Une méta-analyse récente (2009) sur l’usage de palliatifs de nicotine a identifié sept essais contre placebo, portant sur des fumeurs ne manifestant pas d'intention d'arrêter ou incapables de tenter un arrêt franc [3]. La plupart des données viennent d'essais cliniques avec soutien psychologique et suivi régulier et il est difficile de savoir si la substitution nicotinique sans ce contact régulier serait aussi efficace. La nicotine double les résultats du placebo, tous ces protocoles, sauf un, comportant différents soutiens dont les effets propres ne sont pas pris en compte dans le résultat global. Dans ces conditions (favorables), l’efficacité reste misérable : 6,75 % d’abstinence continue sur 6 mois, contre 3,28 % avec le traitement placebo. On peut aussi faire d’autres réserves. Six essais étaient totalement financés par la firme Pfizer. Le septième, qui bénéficiait d’un financement public complémentaire n’a pas été publié car il n’avait pas trouvé de différence significative. Il avait de plus montré la faiblesse du double-insu, les fumeurs ayant trop souvent deviné le traitement reçu (pharmacologiquement actif ou “placebo”).

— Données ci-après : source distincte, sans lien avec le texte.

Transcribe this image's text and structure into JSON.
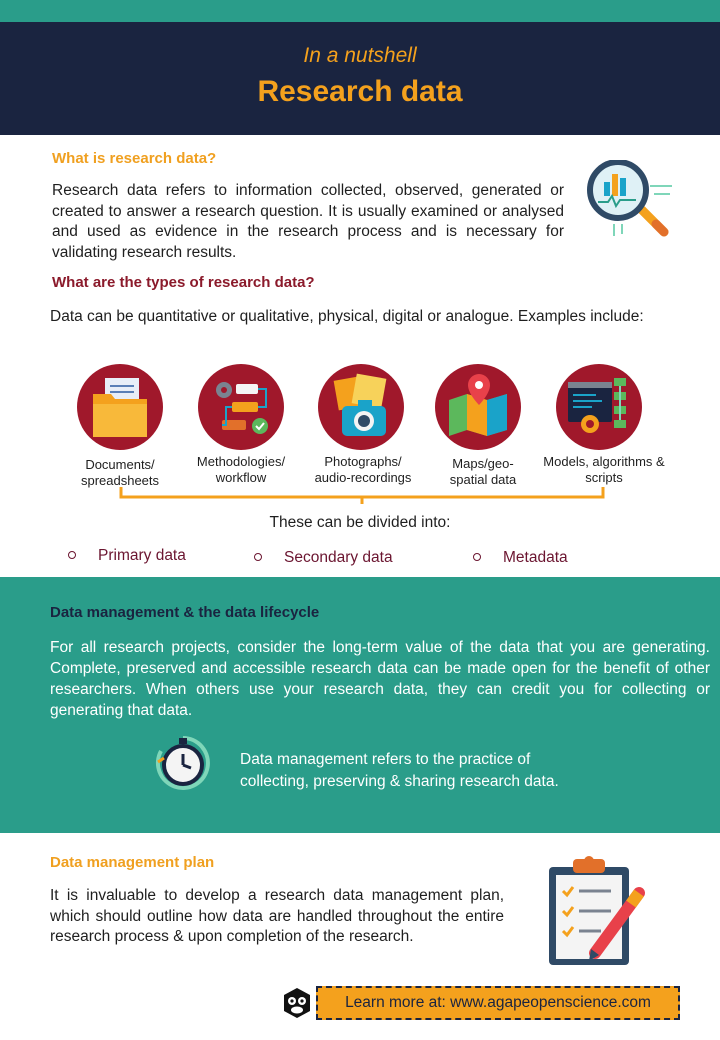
{
  "header": {
    "subtitle": "In a nutshell",
    "title": "Research data"
  },
  "what_is": {
    "heading": "What is  research  data?",
    "text": "Research  data  refers to information  collected,  observed,  generated or created to answer  a research question.  It is usually  examined  or analysed  and used as evidence  in the research process and is necessary  for validating  research  results."
  },
  "types": {
    "heading": "What are the types of research data?",
    "intro": "Data  can  be quantitative  or qualitative,  physical,  digital  or analogue.  Examples include:",
    "items": [
      {
        "line1": "Documents/",
        "line2": "spreadsheets",
        "icon": "folder-documents-icon"
      },
      {
        "line1": "Methodologies/",
        "line2": "workflow",
        "icon": "workflow-icon"
      },
      {
        "line1": "Photographs/",
        "line2": "audio-recordings",
        "icon": "camera-photo-icon"
      },
      {
        "line1": "Maps/geo-",
        "line2": "spatial data",
        "icon": "map-pin-icon"
      },
      {
        "line1": "Models, algorithms &",
        "line2": "scripts",
        "icon": "code-algorithm-icon"
      }
    ],
    "divided": "These  can  be divided  into:",
    "categories": [
      "Primary data",
      "Secondary  data",
      "Metadata"
    ]
  },
  "lifecycle": {
    "heading": "Data management  & the data lifecycle",
    "text": "For all research projects,  consider the long-term  value  of the data  that  you are generating.  Complete,  preserved  and accessible  research data can be made open for the benefit of other researchers. When others use your research data, they can credit you for collecting  or generating  that data.",
    "note_line1": "Data management  refers to the practice of",
    "note_line2": "collecting,  preserving  & sharing  research  data.",
    "icon": "stopwatch-icon"
  },
  "plan": {
    "heading": "Data management  plan",
    "text": "It is invaluable  to develop  a research data management  plan, which should  outline how data are handled  throughout   the entire research process & upon completion  of the research.",
    "icon": "clipboard-checklist-icon"
  },
  "footer": {
    "learn_more": "Learn more at: www.agapeopenscience.com",
    "logo": "monkey-logo-icon"
  },
  "colors": {
    "navy": "#1a2440",
    "orange": "#f4a11d",
    "teal": "#2a9d8a",
    "crimson": "#a0182b"
  }
}
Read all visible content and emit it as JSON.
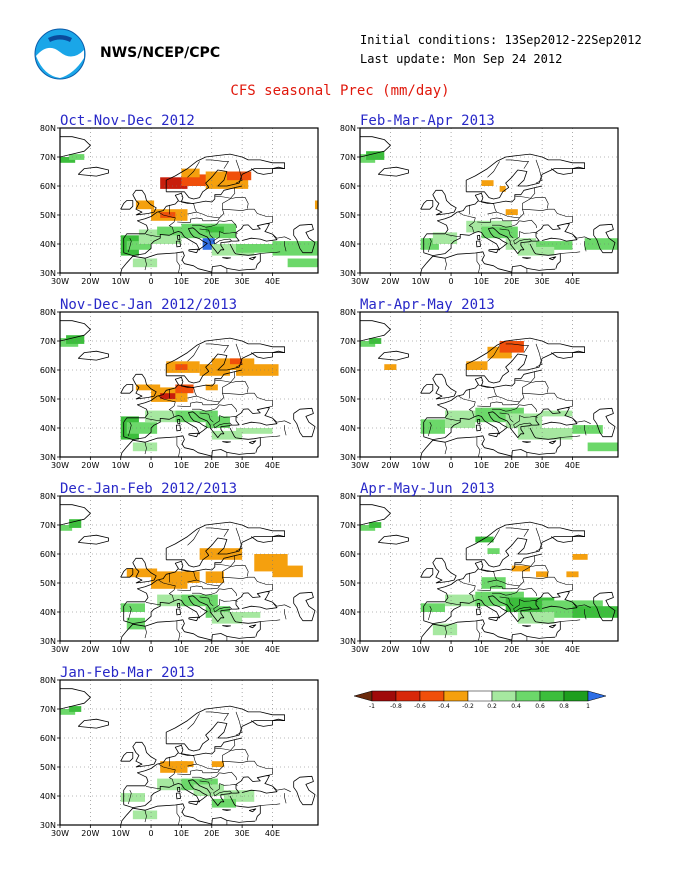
{
  "header": {
    "org": "NWS/NCEP/CPC",
    "initial_conditions": "Initial conditions: 13Sep2012-22Sep2012",
    "last_update": "Last update: Mon Sep 24 2012",
    "main_title": "CFS seasonal Prec (mm/day)"
  },
  "axes": {
    "lat_labels": [
      "80N",
      "70N",
      "60N",
      "50N",
      "40N",
      "30N"
    ],
    "lon_labels": [
      "30W",
      "20W",
      "10W",
      "0",
      "10E",
      "20E",
      "30E",
      "40E"
    ]
  },
  "panels": [
    {
      "id": "p1",
      "title": "Oct-Nov-Dec 2012"
    },
    {
      "id": "p2",
      "title": "Feb-Mar-Apr 2013"
    },
    {
      "id": "p3",
      "title": "Nov-Dec-Jan 2012/2013"
    },
    {
      "id": "p4",
      "title": "Mar-Apr-May 2013"
    },
    {
      "id": "p5",
      "title": "Dec-Jan-Feb 2012/2013"
    },
    {
      "id": "p6",
      "title": "Apr-May-Jun 2013"
    },
    {
      "id": "p7",
      "title": "Jan-Feb-Mar 2013"
    }
  ],
  "colorbar": {
    "tick_labels": [
      "-1",
      "-0.8",
      "-0.6",
      "-0.4",
      "-0.2",
      "0.2",
      "0.4",
      "0.6",
      "0.8",
      "1"
    ],
    "colors": [
      "#6b2a0c",
      "#a00a0a",
      "#d8280a",
      "#f04f0a",
      "#f5a00e",
      "#ffffff",
      "#a6e8a0",
      "#6cd86a",
      "#3cbe3c",
      "#1e9e1e",
      "#2d6ee6"
    ]
  },
  "colors": {
    "title_red": "#e0180c",
    "panel_title_blue": "#2828c8",
    "dry_orange": "#f5a00e",
    "dry_darkorange": "#f04f0a",
    "dry_red": "#c81e0c",
    "wet_light": "#a6e8a0",
    "wet_mid": "#6cd86a",
    "wet_dark": "#3cbe3c",
    "wet_blue": "#2d6ee6"
  }
}
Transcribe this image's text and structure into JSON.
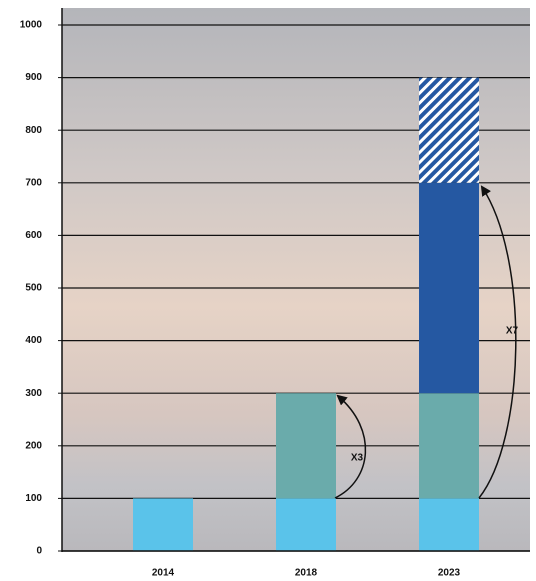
{
  "chart_data": {
    "type": "stacked_bar",
    "categories": [
      "2014",
      "2018",
      "2023"
    ],
    "series": [
      {
        "color": "#5ac3ea",
        "values": [
          100,
          100,
          100
        ]
      },
      {
        "color": "#6aabab",
        "values": [
          null,
          200,
          200
        ]
      },
      {
        "color": "#2558a2",
        "values": [
          null,
          null,
          400
        ]
      },
      {
        "color": "#2558a2",
        "pattern": "hatch",
        "values": [
          null,
          null,
          200
        ]
      }
    ],
    "ylim": [
      0,
      1000
    ],
    "yticks": [
      0,
      100,
      200,
      300,
      400,
      500,
      600,
      700,
      800,
      900,
      1000
    ],
    "grid": true,
    "annotations": [
      "X3",
      "X7"
    ]
  }
}
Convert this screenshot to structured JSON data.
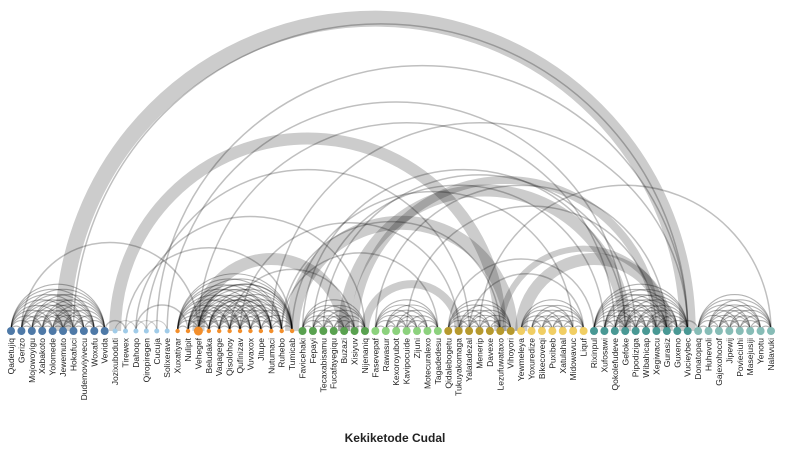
{
  "chart_data": {
    "type": "arc-diagram",
    "title": "Kekiketode Cudal",
    "groups": [
      {
        "color": "#4e79a7",
        "nodes": [
          "Qadetujiq",
          "Gerizo",
          "Mojowoyigu",
          "Xabakoto",
          "Yolomede",
          "Jewemuto",
          "Hokafuci",
          "Dudemoviyivecu",
          "Woxafu",
          "Vevida"
        ]
      },
      {
        "color": "#a0cbe8",
        "nodes": [
          "Jozixuboduti",
          "Tirewex",
          "Dahoqo",
          "Qiropiregen",
          "Cucuja",
          "Solixerave"
        ]
      },
      {
        "color": "#f28e2b",
        "nodes": [
          "Xuxatiyar",
          "Nulipit",
          "Vehegef",
          "Beludaka",
          "Vaqagege",
          "Qisolohoy",
          "Qufinizav",
          "Vuvaxox",
          "Jitupe",
          "Nutumaci",
          "Ruhebo",
          "Tumicab"
        ]
      },
      {
        "color": "#59a14f",
        "nodes": [
          "Favicehaki",
          "Fepayi",
          "Tecaxabisamu",
          "Fucafayegiqu",
          "Buzazi",
          "Xisiyuv",
          "Nijenaniq"
        ]
      },
      {
        "color": "#8cd17d",
        "nodes": [
          "Fasevepaf",
          "Rawasur",
          "Kexoroyubot",
          "Kavipocuide",
          "Zijuni",
          "Motecuralexo",
          "Tagadedesu"
        ]
      },
      {
        "color": "#b6992d",
        "nodes": [
          "Qidalebogetu",
          "Tukuyakomaga",
          "Yalatadezal",
          "Menerip",
          "Davexe",
          "Lezufuwataxo",
          "Vihoyori"
        ]
      },
      {
        "color": "#f1ce63",
        "nodes": [
          "Yewmeleya",
          "Yoxuredize",
          "Bikecoveqi",
          "Puxibeb",
          "Xatulahal",
          "Midowavuc",
          "Liquf"
        ]
      },
      {
        "color": "#499894",
        "nodes": [
          "Rixinpul",
          "Xufosawi",
          "Qokolefudeve",
          "Gefoke",
          "Pipodiziga",
          "Wibahicap",
          "Xegiwacu",
          "Gurasiz",
          "Guxeno",
          "Vucieybec"
        ]
      },
      {
        "color": "#86bcb6",
        "nodes": [
          "Donatopaq",
          "Huhevoli",
          "Gajexohocof",
          "Jipewij",
          "Povieciuhi",
          "Masejusiji",
          "Yenotu",
          "Nalavuki"
        ]
      }
    ],
    "links": [
      {
        "source": "Jewemuto",
        "target": "Vucieybec",
        "value": 8
      },
      {
        "source": "Jozixuboduti",
        "target": "Lezufuwataxo",
        "value": 6
      },
      {
        "source": "Vehegef",
        "target": "Buzazi",
        "value": 6
      },
      {
        "source": "Tumicab",
        "target": "Vihoyori",
        "value": 7
      },
      {
        "source": "Buzazi",
        "target": "Gefoke",
        "value": 6
      },
      {
        "source": "Xisiyuv",
        "target": "Xegiwacu",
        "value": 4
      },
      {
        "source": "Nijenaniq",
        "target": "Tukuyakomaga",
        "value": 4
      },
      {
        "source": "Yewmeleya",
        "target": "Gurasiz",
        "value": 6
      },
      {
        "source": "Lezufuwataxo",
        "target": "Gurasiz",
        "value": 3
      },
      {
        "source": "Hokafuci",
        "target": "Vucieybec",
        "value": 1
      },
      {
        "source": "Gerizo",
        "target": "Vehegef",
        "value": 1
      },
      {
        "source": "Cucuja",
        "target": "Vucieybec",
        "value": 1
      },
      {
        "source": "Solixerave",
        "target": "Gefoke",
        "value": 1
      },
      {
        "source": "Dahoqo",
        "target": "Nijenaniq",
        "value": 1
      },
      {
        "source": "Qiropiregen",
        "target": "Yalatadezal",
        "value": 1
      },
      {
        "source": "Vehegef",
        "target": "Qokolefudeve",
        "value": 1
      },
      {
        "source": "Qisolohoy",
        "target": "Xisiyuv",
        "value": 1
      },
      {
        "source": "Qufinizav",
        "target": "Tukuyakomaga",
        "value": 1
      },
      {
        "source": "Nutumaci",
        "target": "Vucieybec",
        "value": 1
      },
      {
        "source": "Ruhebo",
        "target": "Lezufuwataxo",
        "value": 1
      },
      {
        "source": "Tumicab",
        "target": "Midowavuc",
        "value": 1
      },
      {
        "source": "Fepayi",
        "target": "Xufosawi",
        "value": 1
      },
      {
        "source": "Favicehaki",
        "target": "Gefoke",
        "value": 1
      },
      {
        "source": "Tecaxabisamu",
        "target": "Pipodiziga",
        "value": 1
      },
      {
        "source": "Fasevepaf",
        "target": "Gurasiz",
        "value": 1
      },
      {
        "source": "Kavipocuide",
        "target": "Xegiwacu",
        "value": 1
      },
      {
        "source": "Qidalebogetu",
        "target": "Rixinpul",
        "value": 1
      },
      {
        "source": "Menerip",
        "target": "Nalavuki",
        "value": 1
      },
      {
        "source": "Tirewex",
        "target": "Tumicab",
        "value": 1
      },
      {
        "source": "Dahoqo",
        "target": "Nulipit",
        "value": 1
      },
      {
        "source": "Vehegef",
        "target": "Tumicab",
        "value": 1
      },
      {
        "source": "Beludaka",
        "target": "Nutumaci",
        "value": 1
      },
      {
        "source": "Ruhebo",
        "target": "Tagadedesu",
        "value": 1
      },
      {
        "source": "Yalatadezal",
        "target": "Liquf",
        "value": 1
      },
      {
        "source": "Vevida",
        "target": "Tirewex",
        "value": 1
      },
      {
        "source": "Guxeno",
        "target": "Donatopaq",
        "value": 1
      }
    ]
  }
}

À la décharge des professionnels de santé, la croyance dans l'efficacité de la nicotine pharmaceutique est tellement ancrée dans les esprits qu'il est raisonnable d'accepter que ce mythe perdure encore longtemps, d'autant qu'il n'y a pas d'alternative médicamenteuse. En effet :
« Les autres médicaments proposés pour aider au sevrage ont une balance bénéfices/risques défavorable. » |
Dont acte.
4°) Prendre sa décision
« Choisir une date d’arrêt et prévenir l’entourage afin d’être soutenu. » |
Nous aimerions savoir si ceci a été établi scientifiquement ou s’il s’agit d’avis de tabacologues enclins à conseiller des “aides” médicamenteuses de confort, qu’il convient bien sûr d’approvisionner avant l’échéance. Qu’il nous soit permis donc de contester cette recommandation.
On peut aussi bien réussir son arrêt sans en avoir fixé la date de façon précise et le faire dès que l’on se sent prêt(e).
Prévenir son entourage proche ? Éventuellement, mais claironner sa décision pour se contraindre à respecter sa tentative ne fait qu’ajouter à la pression : cette pression sociale et/ou affective est contre-productive. Arrêter en groupe par contre permet un utile effet d’étayage et est favorable : malheureusement la prise en charge médicalisée étant "personnalisée", cela est peu usité. Dommage !
Références
- Infos-Patients Prescrire - Se décider à arrêter de fumer (sur inscription) ;
La revue Prescrire 2012 ; 32 (339) : 62. Reproduit avec l’accord de Prescrire sans contrepartie financière, en respect de sa charte relative à l'autorisation de diffusion d'un texte tiré à part (pdf) - West R., Sohal T. ‘Catastrophic’ pathways to smoking cessation: findings from national survey. BMJ 2006; 332:458–60.
- Moore D, Aveyard P, Connock M, Wang D, Fry-Smith A, Barton P. Effectiveness and safety of nicotine replacement therapy assisted reduction to stop smoking : systematic review and meta-analysis, BMJ. (2009) ; 338 : b1024.